Der Erblasser war Alleineigentümer einer Kärntner Liegenschaft. Das Abhandlungsgericht hat beschlußmäßig ausgesprochen, daß diese Besitzung einen Erbhof im Sinne des Kärntner Erbhöfegesetzes (KrntEHG) darstellt. Sowohl die Witwe als auch die Schwester, der Bruder und der Neffe des Erblassers erklärten, den Hof als Anerbe übernehmen zu wollen.

Die Schwester machte geltend, die Witwe wäre aus gesundheitlichen Gründen nicht in der Lage, den Hof persönlich zu bewirtschaften, der Neffe aber werde durch seinen Beruf daran gehindert, den Hof von der Hofstelle aus persönlich zu bewirtschaften, überdies besitze er bereits einen Erbhof. Der Neffe machte geltend, beide überlebenden Geschwister des Erblassers seien aus gesundheitlichen Gründen zur persönlichen Bewirtschaftung des Hofes unfähig.

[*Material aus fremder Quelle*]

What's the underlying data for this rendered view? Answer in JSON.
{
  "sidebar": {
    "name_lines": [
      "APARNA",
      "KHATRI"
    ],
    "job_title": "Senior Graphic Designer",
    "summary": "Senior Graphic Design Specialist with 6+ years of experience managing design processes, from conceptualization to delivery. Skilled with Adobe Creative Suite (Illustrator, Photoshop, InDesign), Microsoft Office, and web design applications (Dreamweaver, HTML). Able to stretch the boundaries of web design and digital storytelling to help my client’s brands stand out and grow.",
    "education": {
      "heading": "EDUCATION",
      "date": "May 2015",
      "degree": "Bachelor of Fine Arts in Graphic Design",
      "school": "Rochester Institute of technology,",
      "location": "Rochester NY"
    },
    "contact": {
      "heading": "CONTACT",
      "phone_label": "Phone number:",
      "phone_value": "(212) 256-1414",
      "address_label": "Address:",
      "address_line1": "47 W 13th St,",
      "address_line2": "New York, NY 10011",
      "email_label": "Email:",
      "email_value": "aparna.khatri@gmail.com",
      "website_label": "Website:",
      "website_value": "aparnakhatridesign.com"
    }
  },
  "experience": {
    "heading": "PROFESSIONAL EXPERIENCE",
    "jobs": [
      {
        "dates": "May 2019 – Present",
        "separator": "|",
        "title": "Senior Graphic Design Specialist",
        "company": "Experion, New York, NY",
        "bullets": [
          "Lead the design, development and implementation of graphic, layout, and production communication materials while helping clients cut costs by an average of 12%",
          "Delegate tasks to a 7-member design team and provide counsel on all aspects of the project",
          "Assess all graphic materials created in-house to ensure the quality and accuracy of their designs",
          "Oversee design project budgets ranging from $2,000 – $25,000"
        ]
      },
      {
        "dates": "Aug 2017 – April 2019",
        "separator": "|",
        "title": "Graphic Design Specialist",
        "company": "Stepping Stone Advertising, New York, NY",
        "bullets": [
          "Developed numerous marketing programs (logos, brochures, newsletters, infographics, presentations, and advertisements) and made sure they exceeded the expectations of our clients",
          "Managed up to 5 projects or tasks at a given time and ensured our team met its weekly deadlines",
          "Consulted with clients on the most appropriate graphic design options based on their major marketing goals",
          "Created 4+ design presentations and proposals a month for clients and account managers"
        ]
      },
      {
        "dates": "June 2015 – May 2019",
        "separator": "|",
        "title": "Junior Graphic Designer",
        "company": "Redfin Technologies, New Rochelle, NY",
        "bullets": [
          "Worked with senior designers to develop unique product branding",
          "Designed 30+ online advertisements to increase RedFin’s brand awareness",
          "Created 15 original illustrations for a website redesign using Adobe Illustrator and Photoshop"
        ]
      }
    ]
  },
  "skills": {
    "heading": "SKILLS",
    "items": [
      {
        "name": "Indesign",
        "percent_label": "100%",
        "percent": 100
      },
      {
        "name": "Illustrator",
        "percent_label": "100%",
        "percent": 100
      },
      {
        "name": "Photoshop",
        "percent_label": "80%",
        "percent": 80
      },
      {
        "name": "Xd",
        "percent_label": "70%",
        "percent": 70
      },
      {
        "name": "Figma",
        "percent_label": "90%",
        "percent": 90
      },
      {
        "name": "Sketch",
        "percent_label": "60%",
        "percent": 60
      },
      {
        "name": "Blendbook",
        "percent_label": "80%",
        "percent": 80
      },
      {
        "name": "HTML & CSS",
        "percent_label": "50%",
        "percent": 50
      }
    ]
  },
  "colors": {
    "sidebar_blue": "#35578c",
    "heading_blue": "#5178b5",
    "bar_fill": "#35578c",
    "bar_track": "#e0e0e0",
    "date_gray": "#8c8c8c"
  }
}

Das Landesgericht sprach aus, daß in Ansehung der Witwe kein Ausschließungsgrund nach § 7 Z 4 lit.b KrntEHG vorliege. Es vertrat die Ansicht, daß die Witwe vor den Miterben aus der zweiten Linie der Verwandtschaft des Erblassers zur übernahme des Hofes berufen sei.

Das Oberlandesgericht faßte in Stattgebung des Rekurses der Schwester einen Aufhebungsbeschluß. Nach seiner Ansicht gehe die Witwe in der Rangordnung zur Hofübernahme den Verwandten des Erblassers aus der zweiten Linie im Range nach, so daß über das Vorliegen eines sie betreffenden Ausschließungsgrundes erst zu entscheiden sei, wenn feststehe, daß die ihr im Range vorangehenden Bewerber um die Hofübernahme nicht zum Zuge kämen.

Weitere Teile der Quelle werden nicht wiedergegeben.